When worrying, ask yourself, “How does this serve me?”
To be free of fear and yet still get its gift, consider these techniques:
1. When you feel fear, listen.
2. When you don’t feel fear, don’t manufacture it.
3. If you find yourself creating worry, explore and discover why.
We Choke on Anxiety
Anxiety, unlike real fear and like worry, is always caused by uncertainty. it is caused, ultimately, by predictions in which you have little confidence. If you predict you will be fired and you are certain that your prediction is correct, you don’t have anxiety about being fired, but about the ramifications of losing a job.
Predictions in which you have a high confidence free you to respond, adjust, feel sadness, accept, prepare, or to do whatever you need to do. You can reduce your anxiety by improving your predictions, thus increasing your certainty. It is worth doing, because the word anxiety, like worry, stems from a root that means “to choke,” and that is just what it does to us.
Our imaginations can be fertile soil in which worry and anxiety grow from seeds to weeds, but when we assume the imagined outcome is a sure thing, we are in conflict with what Proust called an inexorable law: “Only that which is absent can be imagined.” In other words, what you imagine -- just like what you fear -- is not happening.
Joseph Heller wrote a vivid passage about what this feels like for a man in his novel, “Something Happened”: “I try my best to remember on what terms (my wife) and I parted this morning, or went to sleep last night, in order to know if she is still angry with me for something I did or did not say or do that I a no longer aware of. Is she mad or is she glad? I can’t remember. And I am unable to tell. So I remain on guard … “
Consequently his routine around her begins by being on guard, walking on eggshells, and hers is to speak out more, sooner, longer and wait for him to “get it”, to respond.
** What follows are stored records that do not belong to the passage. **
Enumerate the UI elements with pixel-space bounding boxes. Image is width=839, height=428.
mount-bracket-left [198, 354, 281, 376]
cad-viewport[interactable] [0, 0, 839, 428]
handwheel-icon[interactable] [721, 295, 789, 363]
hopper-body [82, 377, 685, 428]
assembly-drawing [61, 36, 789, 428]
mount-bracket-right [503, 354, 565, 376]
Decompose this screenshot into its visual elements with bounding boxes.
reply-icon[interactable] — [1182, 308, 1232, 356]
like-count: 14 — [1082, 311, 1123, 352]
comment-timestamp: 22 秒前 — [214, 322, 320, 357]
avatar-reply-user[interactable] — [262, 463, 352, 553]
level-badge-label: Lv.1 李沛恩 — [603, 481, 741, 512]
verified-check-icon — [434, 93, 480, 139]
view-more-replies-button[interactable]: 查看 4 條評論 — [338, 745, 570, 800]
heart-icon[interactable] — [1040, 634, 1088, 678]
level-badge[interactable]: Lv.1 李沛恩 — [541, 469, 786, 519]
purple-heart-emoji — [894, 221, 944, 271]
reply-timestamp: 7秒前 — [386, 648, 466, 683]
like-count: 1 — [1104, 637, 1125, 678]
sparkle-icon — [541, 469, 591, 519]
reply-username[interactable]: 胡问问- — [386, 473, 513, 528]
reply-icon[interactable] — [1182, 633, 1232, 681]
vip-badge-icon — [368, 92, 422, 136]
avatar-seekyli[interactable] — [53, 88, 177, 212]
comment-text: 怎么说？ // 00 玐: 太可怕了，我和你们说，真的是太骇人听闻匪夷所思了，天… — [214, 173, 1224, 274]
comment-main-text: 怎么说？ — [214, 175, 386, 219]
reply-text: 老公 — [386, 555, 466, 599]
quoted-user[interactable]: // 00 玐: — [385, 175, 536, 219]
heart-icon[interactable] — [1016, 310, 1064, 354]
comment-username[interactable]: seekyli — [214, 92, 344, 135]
When he doesn’t, she escalates her attack, gets more specific and detailed, motivated to get him to finally respond. He gets overwhelmed and tunes out sooner, longer and more frequently.
You see something gradually changed. The tenderness left. And tenderness is the lubricant in male/female love relationships. Early in a relationship men and women are innocent until proven guilty. We literally don’t see what we do not want to see and focus on what we adore.
Later, after repetitive “passive men and wild, wild women” episodes of friction, each person is guilty until proven innocent, from the beginning. Because that is what we grow to expect of each other and act out to prove each other right.
The rules now? Whatever he does is now never enough. Right or wrong, he is always wrong. And so is she.